Hồng-Ân Trương
Hồng-Ân Trương lives and works in North Carolina and New York. Her interdisciplinary projects examine structures of time, memory, and the production of knowledge by engaging with archival materials, individual and collective narratives, and histories that span cultural and national borders.Her work has been shown at the International Center for Photography, Art in General, Smack Mellon, and The Kitchen among others. In 2013 she was recipient of an Art Matters Grant, a Franconia Sculpture Park Jerome Fellowship, and a Socrates Sculpture Park EAF. She was an artist-in-residence at the Irish Museum of Modern Art in 2015. She was a studio art fellow in the Whitney Independent Study Program and is an Assistant Professor in the Art Department at the University of North Carolina, Chapel Hill.
She is currently working on To Preserve, Destroy.
Rachel Debuque
Rachel Debuque is currently an Assistant Professor and Foundations Coordinator in the Art department at George Mason University. She has exhibited extensively including, New York, Croatia, and Philadelphia. She was recently awarded to attend the internationally recognized Bemis Center for Contemporary Art’s residency program. Her research spans installation, sculpture, video, and performance. Debuque de-familiarizes space and objects using common decorating design strategies such as pattern, paint, and the arrangement of objects. Her work purposefully plays with two and three-dimensional realms, creating a push/pull in perceptions. Vibrant colors to create directional line patterns that suggest dimensional space and flatten objects with matte paints.
Rachel created Future Holiday during her time at Elsewhere.
Jana Harper
Jana Harper is an interdisciplinary artist whose work explores the themes and tensions between materiality and transcendence, chance encounters and human willfulness, relationships and connectivity, and the natural world and human acts of meaning making. Materially, her work takes many forms: drawing, printmaking, artist’s books, sculpture, photography, installation, social practice, and video. Originally trained as a printmaker, Jana has a broad definition of what constitutes her practice. She divides her time between teaching, research, and creative activity: working both individually and in collaborative settings.
Jana created New Walks in an Old Field during her time here.
Iman Person
Iman Person is a visual artist and sculptor based in the Atlanta area. Her use of natural materials and ritual consciousness, create a hybrid reality between physical space and ethereal realms.
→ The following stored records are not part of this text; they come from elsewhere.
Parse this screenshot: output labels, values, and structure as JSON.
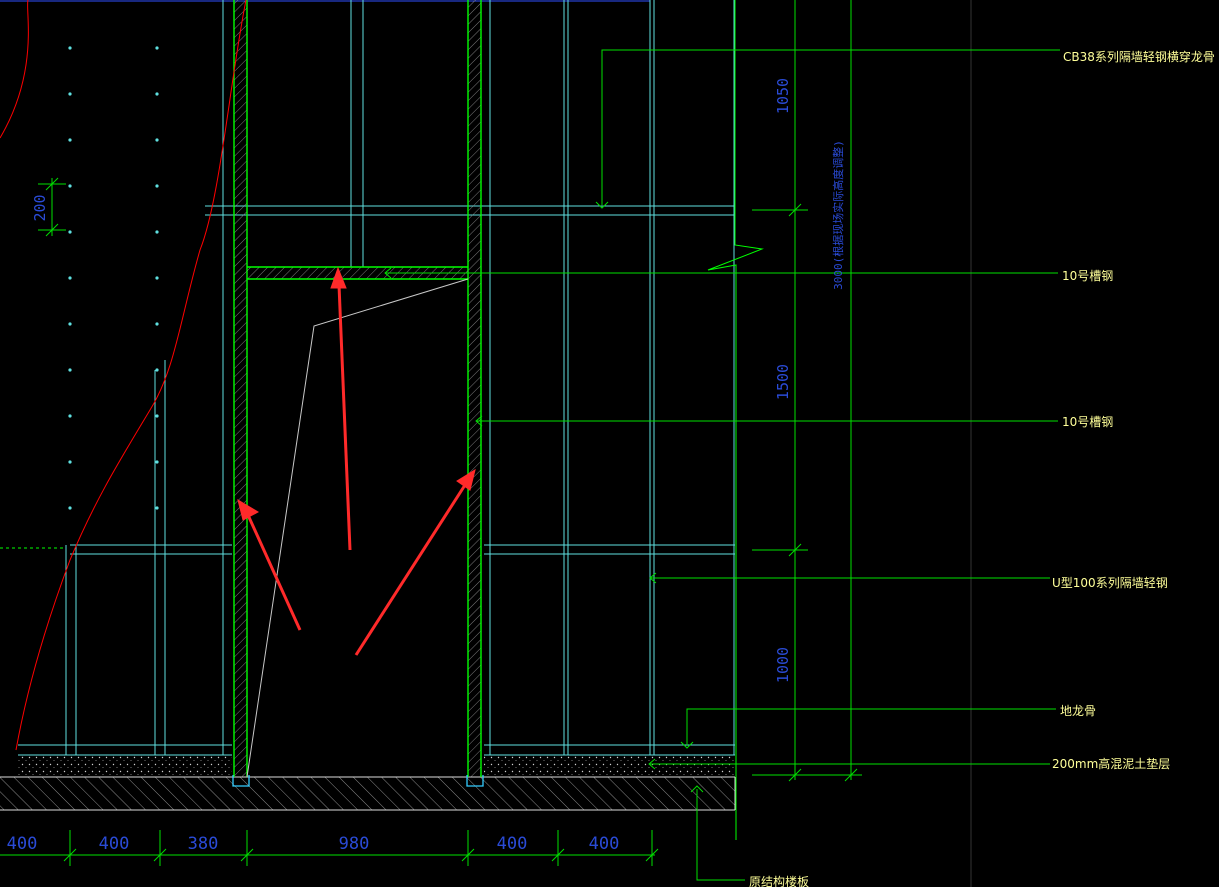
{
  "drawing": {
    "labels": {
      "cb38": "CB38系列隔墙轻钢横穿龙骨",
      "channel_upper": "10号槽钢",
      "channel_mid": "10号槽钢",
      "u100": "U型100系列隔墙轻钢",
      "floor_keel": "地龙骨",
      "concrete_pad": "200mm高混泥土垫层",
      "slab": "原结构楼板"
    },
    "dimensions": {
      "bottom": [
        "400",
        "400",
        "380",
        "980",
        "400",
        "400"
      ],
      "left_vertical": "200",
      "right_v1": "1050",
      "right_v2": "1500",
      "right_v3": "1000",
      "total_height": "3000(根据现场实际高度调整)"
    },
    "colors": {
      "background": "#000000",
      "steel_green": "#00ff00",
      "keel_cyan": "#5fe0e0",
      "leader_green": "#00e000",
      "dimension_blue": "#2a4bd7",
      "label_yellow": "#ffff99",
      "hatch_grey": "#c8c8c8",
      "annotation_red": "#ff2a2a",
      "contour_red": "#ff0000"
    }
  }
}
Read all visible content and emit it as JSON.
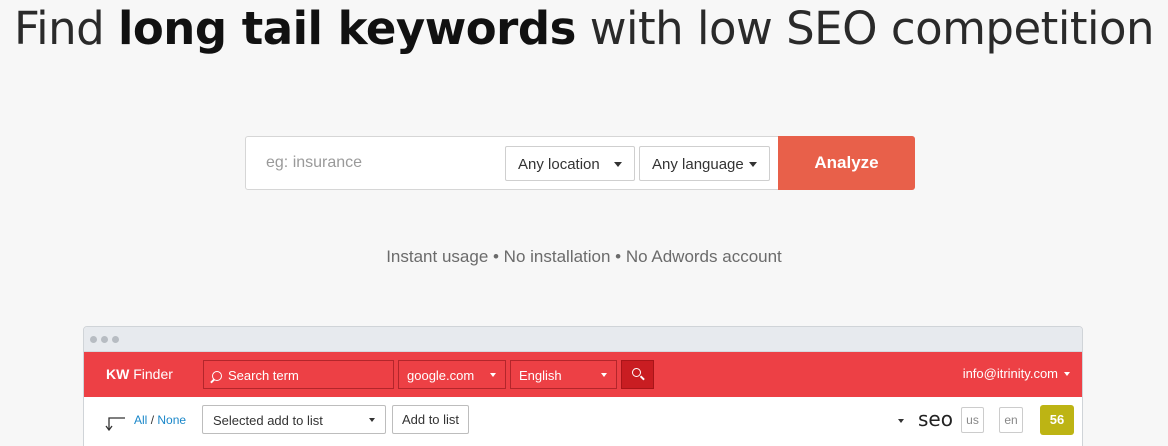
{
  "hero": {
    "headline_prefix": "Find",
    "headline_bold": "long tail keywords",
    "headline_suffix": "with low SEO competition"
  },
  "search": {
    "placeholder": "eg: insurance",
    "location": "Any location",
    "language": "Any language",
    "analyze_label": "Analyze"
  },
  "tagline": "Instant usage • No installation • No Adwords account",
  "app": {
    "logo_bold": "KW",
    "logo_text": "Finder",
    "search_placeholder": "Search term",
    "engine": "google.com",
    "language": "English",
    "user": "info@itrinity.com",
    "toolbar": {
      "all_label": "All",
      "separator": "/",
      "none_label": "None",
      "list_select": "Selected add to list",
      "add_to_list": "Add to list",
      "keyword": "seo",
      "country_pill": "us",
      "lang_pill": "en",
      "score": "56",
      "score_color": "#bdb414"
    }
  },
  "colors": {
    "accent": "#e8604a",
    "app_red": "#ed4045",
    "link_blue": "#1a87c9"
  }
}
Coupled with the concept of authentic nature; she embeds qualities of the feminine, primordial memory and anthropological customs to illustrate lineage and identity within the new, synthetic landscape.In 2010 she received her B.F.A from Georgia State University and has become a fixture both in exhibition spheres and public art arenas. In 2012, she was included in Barbara Archer Gallery’s, “Talent Loves Company”, and named one of the 30 most influential artists in Atlanta. She is a member of the Atlanta based collective, Dashboard Co-Op, is a 2011 Hambidge fellow and is 2013-2014 Walthall fellow.
Iman created All Acts of Pleasure during her time here.
Regina Agu
Regina Agu is a visual artist and writer based in Houston, TX. Agu’s work has been included in exhibitions, public readings, and performances at New Museum, labotanica, Diverseworks, Project Row Houses, University Museum at Texas Southern University, Box 13, and Lawndale Arts Center, among other venues. She is a 2012 Houston Arts Alliance Individual Artist Grant recipient, and received a 2014 The Idea Fund grant for her collaborative project “Friends of Angela Davis Park” in Houston, TX. Agu is a partner at Alabama Song, a collaboratively-run artist space in Houston, TX, and a co-founder of paratext, an independent small press. Published experimental texts include ON | OFF (onestar press, Paris via Book Machine Houston), Visible Unseen (Nyx, a nocturnal, Goldsmiths, University of London), and Index, With and for: “Black Mo'nin',” by Fred Moten (Book Club Book, Future Plan and Program).
Regina created A Living Index during her time at Elsewhere.
George Jenne
George Jenne was born in Richmond, Virginia to a father who, at age ten, watched HIS father, Herb, a cold war spy, buckle the back brace that curled his spine as a disguise on the days that he left their German flat to insinuate himself into tense exchanges behind the iron curtain. A generation later, Herb, retired from espionage, secretly watched George sculpt his likeness in green clay, over the only armature he could find: a busty female mannequin, painted silver. The uncanny qualities of that facsimile brought George to Jim Henson’s Creature shop in Hollywood where, as a plebe,he was expected to watch all manner of abject videotapes under the gaze of an eight foot tall Big Bird, during lunch. He escaped California for New York, where he made movie props by day and exhibited art by night in spaces such as Exit Art, PS122 and Freight+Volume, trekking weekly to teach at his alma mater, the Rhode Island School of Design. George currently lives in Chapel Hill, North Carolina, where he creates video, sculpture and prose for the sake of fakery, transgression, and a story well told.
George created Two Bizarre and Unexplained Deaths during his residency.